🤖 AI Summary
This work addresses the challenge that existing electrocardiogram (ECG) models struggle to capture the evolving electrophysiological dynamics of the heart under external interventions such as pharmacological treatments. To overcome this limitation, the authors propose the first physiology-informed, action-conditioned ECG world model, which structurally embeds ordinary differential equation (ODE)-based physiological mechanisms into latent-space diffusion dynamics through energy-based regularization, enabling credible prediction of post-intervention ECG trajectories. The study further introduces a novel uncertainty-aware evaluation strategy grounded in sampling stochasticity to quantify clinical risk and its variability. Experiments on real-world clinical and drug-response datasets demonstrate that the proposed method significantly improves waveform fidelity and risk calibration, with predictions closely aligned with expert therapeutic preferences.
📝 Abstract
Electrocardiogram (ECG)-based models have achieved strong performance in diagnostic tasks, yet they remain limited in modeling how cardiac dynamics evolve under external interventions.

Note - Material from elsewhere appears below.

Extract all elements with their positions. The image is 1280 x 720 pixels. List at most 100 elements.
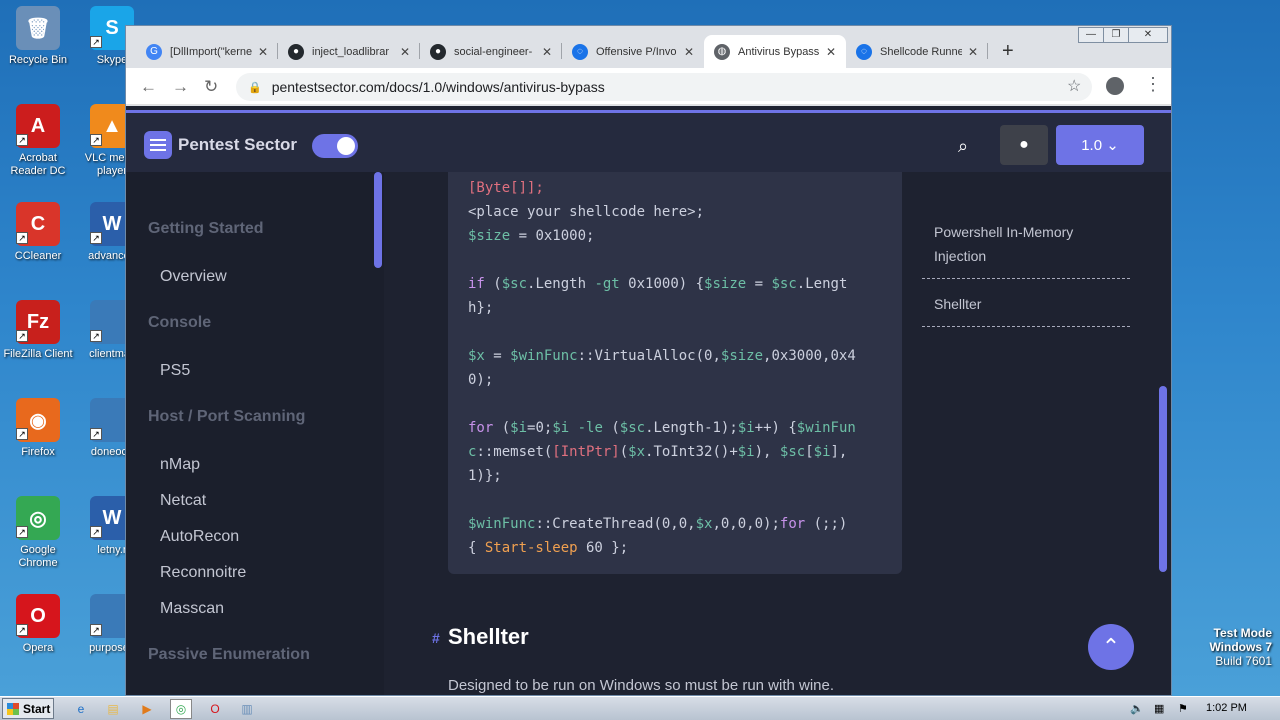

In particular, existing approaches focus primarily on static prediction and lack mechanisms to capture ECG variations under different pharmacological conditions. In this work, we propose an ECG World Model for action-conditioned predictive simulation of cardiac electrophysiology. Moving beyond disjoint pipelines, our framework features a principled integration of physiological ordinary differential equation (ODE) priors into latent diffusion dynamics via energy regularization. This structural constraint enables the synthesis of physiologically plausible post-intervention ECG trajectories while effectively mitigating generative hallucinations. Building on this simulation process, we introduce an uncertainty-aware evaluation strategy that leverages the stochasticity of diffusion sampling to characterize both the expected clinical risk and its variability, allowing a more reliable comparative assessment of candidate interventions. We evaluate our method across diverse settings, including controlled drug-response scenarios and real-world clinical records. Beyond standard waveform metrics, experimental results demonstrate improved risk calibration and strong alignment with expert-informed treatment preferences. These results establish our approach as a robust foundation for safe and intervention-aware clinical decision support.